When we were few, such problems didn’t concern us. We belong to this planet as surely as any of the other animals, and in the early days of life on the planet our effect on the environment was negligible. Caught in our contemporaneous runaway train of culture, bearing down an increasingly rickety track and fearing an imminent smash, we often forget how ponderous and slow the development of our modern systems have been. Only recently has societal change been visible to the naked eye, and even so, elements of that change seem almost glacial. Our technological achievements, which we point to as representing the pinnacle of western culture, are relatively stable. The car has changed little from its inception a hundred years ago, and housing has survived almost unmodified for a thousand years.

For a less biased view, we must cast our vision back a million generations, back into the dim world of our pre-ancestors, where incremental change was not measured in years, or even lifetimes, but rather crawled with the pace of epochs.



[1] “‘Ukrainian and Belarussian researchers have recorded hundreds of plant and animal species in the zone, including more than 60 [rare] species,’ says Beresford. Sergiy Zibtsev, a forestry expert at the National University of Life and Environmental Sciences of Ukraine, says it’s ironic that it’s taken a nuclear accident to create a richer forest ecosystem in the CEZ. ‘The pine plantations that were there in 1986 have given way to more biodiverse primary forests, which are more resilient to climate change and wildfires and better able to sequester carbon,’ he says” (“How Chernobyl has become …”).

[2][2] See Beresford et al’s “Field effects studies in the Chernobyl Exclusion Zone: Lessons to be learnt.”

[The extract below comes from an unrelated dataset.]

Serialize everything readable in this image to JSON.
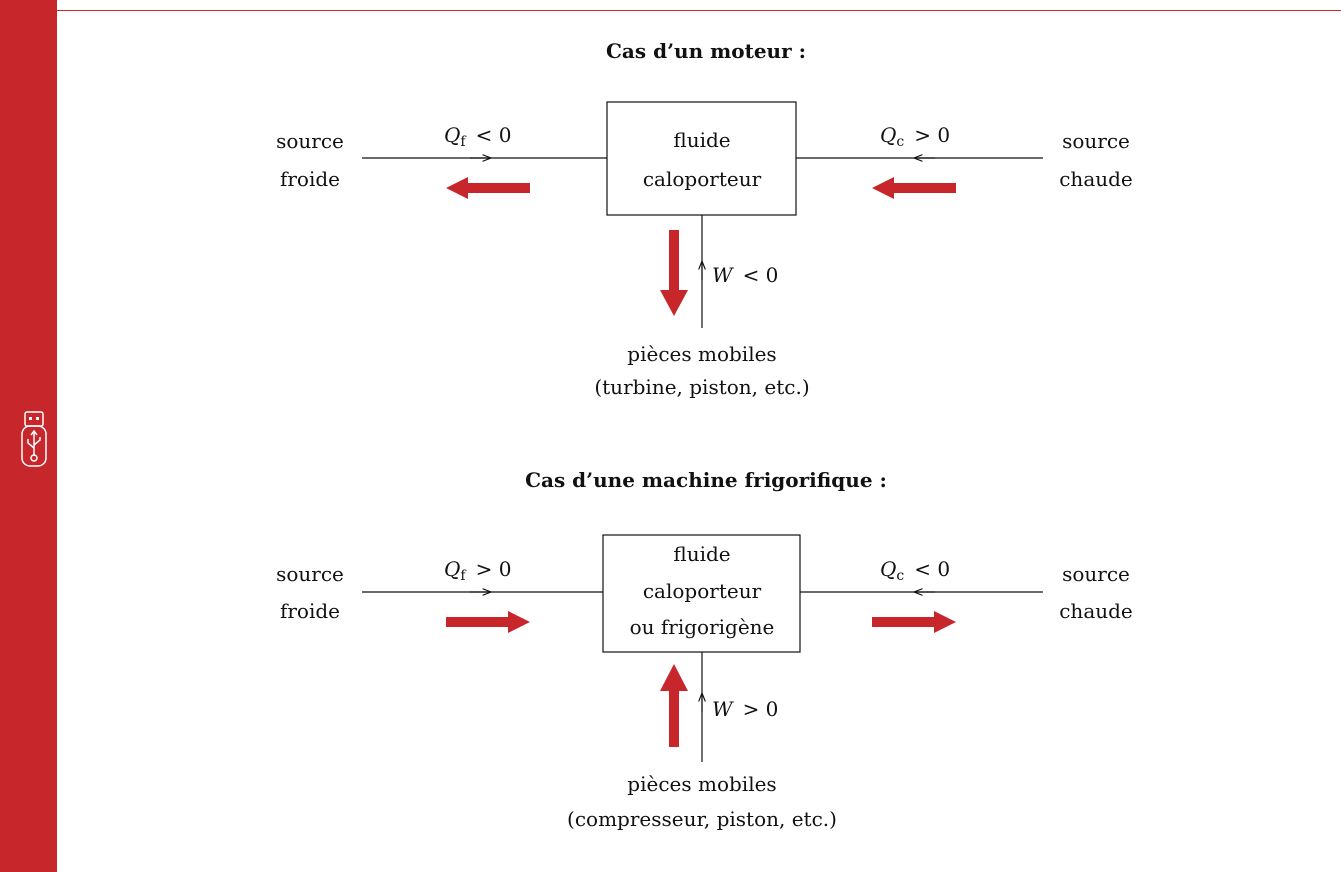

[3] “The behavioral impact of tree cover is more difficult to quantify than the physical impact. Nevertheless, data exists to show that views of greenery impact individual well-being and public health (Comas et al. 2010). For example, views of trees have been shown to improve health outcomes (Ulrich 1984), street trees improve the shopping experience (Wolf 2004), landscaping around public housing projects reduces negative social behavior (Kuo and Sullivan 2001a), and the presence of trees on residential streets has a negative correlation with crime rate (Donovan and Prestemon 2010)” (Townsend and Ilvento, et al. 146).

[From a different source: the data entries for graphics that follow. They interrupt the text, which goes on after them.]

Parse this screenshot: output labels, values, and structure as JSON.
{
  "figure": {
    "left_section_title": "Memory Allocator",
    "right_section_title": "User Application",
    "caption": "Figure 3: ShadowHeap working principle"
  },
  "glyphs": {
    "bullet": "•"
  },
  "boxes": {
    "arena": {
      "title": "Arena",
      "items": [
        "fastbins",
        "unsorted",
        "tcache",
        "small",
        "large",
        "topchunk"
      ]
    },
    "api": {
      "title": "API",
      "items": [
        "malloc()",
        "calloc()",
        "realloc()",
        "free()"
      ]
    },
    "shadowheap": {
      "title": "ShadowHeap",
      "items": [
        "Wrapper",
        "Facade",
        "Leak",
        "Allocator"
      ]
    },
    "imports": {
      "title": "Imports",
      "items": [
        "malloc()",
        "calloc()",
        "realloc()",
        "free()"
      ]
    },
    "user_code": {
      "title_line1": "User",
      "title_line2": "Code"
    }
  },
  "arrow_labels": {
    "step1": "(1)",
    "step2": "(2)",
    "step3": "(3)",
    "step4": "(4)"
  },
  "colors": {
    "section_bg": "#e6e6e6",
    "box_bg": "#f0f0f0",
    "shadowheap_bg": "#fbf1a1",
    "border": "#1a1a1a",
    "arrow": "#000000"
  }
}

[4] “The case of nature and the environment offers a fertile ground for commodification studies, because species, landscapes, ecosystems, climate balances and so on are all entities which can potentially be commodified, either for pure business reasons (e.g. trade of wild species) or for apparently noble causes (e.g. market-based instruments for conservation goals)” (Smessaert, Missemer, and Levrel 172).

[5][5] “We have used the term ‘invisible losses’ to describe indirect and cumulative losses that have not been adequately acknowledged, recognized, or addressed in the past. We stressed the need to recognize and accommodate invisible losses, past and present, alongside the more easily measured, observed, and understood impacts of development and discussed some aspects of recognizing and characterizing invisible losses. (Turner et al).